Nel Suo testo Ella esamina due casi specifici, quello dei tribunali delle diocesi di Brugnato e Luni-Sarzana nella Liguria orientale: quali peculiarità ha riscontrato nelle vicende giudiziarie e storiche di queste diocesi?
La maggiore peculiarità di Sarzana e Brugnato è per l’appunto la loro normalità. Due diocesi periferiche, insediate negli Appennini, parevano il caso ideale per indagare il “grado zero” della giustizia ecclesiastica. Alcuni tratti istituzionali di queste diocesi hanno permesso di coniugare un’attenzione minuta alle pratiche sociali con l’analisi di alcuni aspetti procedurali – per esempio, Sarzana è una diocesi immediatamente soggetta alla Santa Sede, mentre Brugnato fa parte della provincia ecclesiastica genovese.

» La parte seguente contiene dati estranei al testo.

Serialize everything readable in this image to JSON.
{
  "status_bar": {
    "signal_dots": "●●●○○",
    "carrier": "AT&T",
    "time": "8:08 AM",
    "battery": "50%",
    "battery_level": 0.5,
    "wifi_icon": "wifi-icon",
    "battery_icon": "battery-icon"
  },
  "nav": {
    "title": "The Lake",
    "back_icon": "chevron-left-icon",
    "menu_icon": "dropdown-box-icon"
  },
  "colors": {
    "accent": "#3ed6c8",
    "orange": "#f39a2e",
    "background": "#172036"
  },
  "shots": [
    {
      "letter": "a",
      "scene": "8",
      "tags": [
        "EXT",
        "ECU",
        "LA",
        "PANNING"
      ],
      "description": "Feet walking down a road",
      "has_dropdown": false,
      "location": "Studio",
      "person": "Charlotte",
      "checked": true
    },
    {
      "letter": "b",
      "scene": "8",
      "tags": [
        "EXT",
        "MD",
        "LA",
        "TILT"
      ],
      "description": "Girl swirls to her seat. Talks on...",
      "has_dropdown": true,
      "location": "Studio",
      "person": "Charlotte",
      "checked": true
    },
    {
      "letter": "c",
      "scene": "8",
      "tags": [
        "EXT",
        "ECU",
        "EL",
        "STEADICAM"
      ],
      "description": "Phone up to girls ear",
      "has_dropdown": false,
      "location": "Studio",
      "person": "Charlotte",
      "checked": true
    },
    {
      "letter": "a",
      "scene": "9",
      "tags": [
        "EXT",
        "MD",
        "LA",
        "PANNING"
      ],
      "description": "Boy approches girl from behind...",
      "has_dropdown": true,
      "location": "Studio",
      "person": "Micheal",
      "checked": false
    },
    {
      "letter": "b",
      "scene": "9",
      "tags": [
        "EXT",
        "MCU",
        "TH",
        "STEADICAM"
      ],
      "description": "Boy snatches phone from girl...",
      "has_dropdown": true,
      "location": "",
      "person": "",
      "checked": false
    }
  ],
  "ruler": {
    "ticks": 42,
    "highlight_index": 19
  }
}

A parte queste caratteristiche, che peraltro appartengono alla normalità di Antico regime, tutta fatta di eccezioni e particolarità, non era intento del lavoro quello di indagare eventi straordinari per il loro carattere evocativo o per la loro attualità. La scelta è stata quella di porre domande generali a microcontesti, in modo da poter decifrare una realtà opaca non solo perché cronologicamente lontana, ma soprattutto perché fondata su mentalità, costumi, norme profondamente diversi dai nostri. Il libro non ha voluto indagare il ruolo svolto dalla Chiesa italiana nel controllo dei comportamenti italiani, secondo una lunga tradizione storiografica. Al contrario ha cercato di studiare questi tribunali in primo luogo come espressione di un contesto sociale concreto.
Perché molti si rivolgevano ai tribunali ecclesiastici per dirimere i propri conflitti? Perché certe denunce comparivano solo in determinate occasioni? Quanto era strumentale il ricorso alla Chiesa? Riducendo lo sguardo a situazioni storiche analizzabili in dettaglio, si riesce a capire come sia riduttivo leggere l’opera dei tribunali solo come frutto di repressione. Oggi come allora le componenti che andavano a influenzare l’azione giudiziaria erano molteplici. Il mondo dei tribunali non è dunque solo quello paludato dei tecnicismi giuridici, controllato dal potere, ma costituisce un ulteriore ambito della società, in cui il gioco di ruoli sociali prende nuova forma, nascondendosi sotto il linguaggio particolare del diritto. Alcuni esempi per chiarire. Se esisteva un problema con un prete per questioni di terre, potevo sì rivolgermi alla Curia per avere giustizia nella mia disputa di proprietà, ma potevo anche cercare di colpire il sacerdote per i suoi comportamenti immorali, ritenuti particolarmente gravi dopo le critiche della Riforma protestante. Molti processi che riguardano la creazione di nuove chiese o la partecipazione a processioni danno modo di dare espressione alle tensioni interne alla Chiesa: non partecipare a una processione organizzata dal vescovo indicava in primo luogo la mancata accettazione della sua autorità.